# How to read environment variables from Node.js

> Learn how to read environment variables in Node.js through process.env, set custom ones on the command line, and load a .env file with dotenv.

Author: Flavio Copes | Published: 2018-09-10 | Updated: 2020-01-21 | Canonical: https://flaviocopes.com/node-environment-variables/

Environment variables are especially useful because we can avoid typing API keys and other sensible data in the code and have it pushed by mistake to [GitHub](https://flaviocopes.com/github/). 

And modern deployment platforms like Vercel and [Netlify](https://flaviocopes.com/netlify/) (and others) have ways to let us add environment variables through their interfaces. 

The `process` core module of Node provides the `env` property which hosts all the environment variables that were set at the moment the process was started.

Here is an example that accesses the NODE_ENV environment variable, which is set to `development` by default.
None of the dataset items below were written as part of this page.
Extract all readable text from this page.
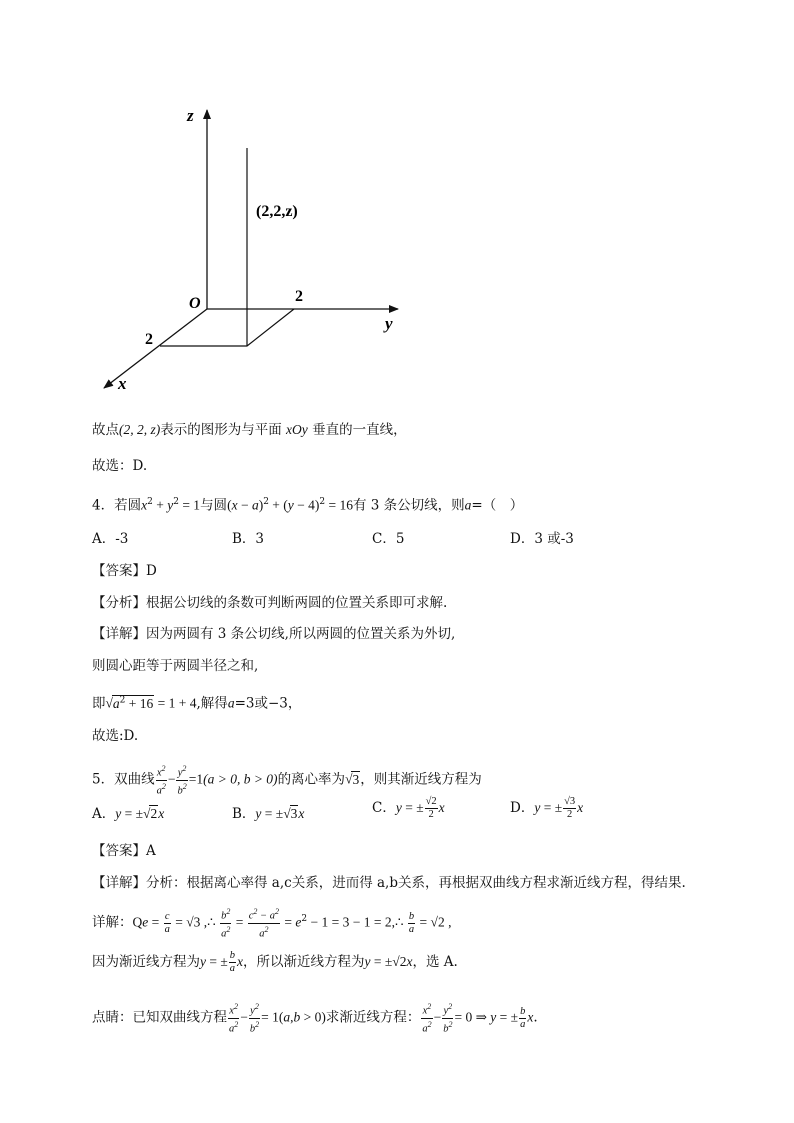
z
y
x
O
2
2
(2,2,z)
故点(2, 2, z)表示的图形为与平面 xOy 垂直的一直线，
故选：D.
4．若圆$x^2 + y^2 = 1$与圆$(x - a)^2 + (y - 4)^2 = 16$有 3 条公切线，则a=（　）
A．-3	B．3	C．5	D．3 或-3
【答案】D
【分析】根据公切线的条数可判断两圆的位置关系即可求解.
【详解】因为两圆有 3 条公切线,所以两圆的位置关系为外切,
则圆心距等于两圆半径之和,
即$√a^2 + 16 = 1 + 4$,解得a=3或−3，
故选:D.
5．双曲线 $\frac{x^2}{a^2} - \frac{y^2}{b^2} =1(a > 0$, b > 0)的离心率为√3，则其渐近线方程为
A．y = ±√2x	B．y = ±√3x	C．y = ± $\frac{√2}{2}$ x	D．y = ± $\frac{√3}{2}$ x
【答案】A
【详解】分析：根据离心率得 a,c关系，进而得 a,b关系，再根据双曲线方程求渐近线方程，得结果.
详解：$Qe = \frac{c}{a} = √3$ ,∴ $\frac{b^2}{a^2} = \frac{c^2 - a^2}{a^2} = e^2 - 1 = 3 - 1$ = 2,∴ $\frac{b}{a} = √2$ ,
因为渐近线方程为y = ± $\frac{b}{a}$ x，所以渐近线方程为y = ±√2x，选 A.
点睛：已知双曲线方程 $\frac{x^2}{a^2} - \frac{y^2}{b^2} = 1(a,b > 0)$求渐近线方程： $\frac{x^2}{a^2} - \frac{y^2}{b^2} = 0$ ⇒ y = ± $\frac{b}{a} x$.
> Note: `process` does not require a "require", it's automatically available

```js
process.env.NODE_ENV // "development"
```

Setting it to "production" before the script runs will tell Node that this is a production environment.

In the same way you can access any custom environment variable you set.

Here we set 2 variables for API_KEY and API_SECRET

```bash
API_KEY=123123 API_SECRET=456456 node app.js
```

We can get them in [Node.js](https://flaviocopes.com/nodejs/) by running

```js
process.env.API_KEY // "123123"
process.env.API_SECRET // "456456"
```

You can write the environment variables in a `.env` file (which you should add to `.gitignore` to avoid pushing to GitHub), then

```sh
npm install dotenv
```

and at the beginning of your main Node file, add

```js
require('dotenv').config()
```

In this way you can avoid listing the environment variables in the command line before the `node` command, and those variables will be picked up automatically.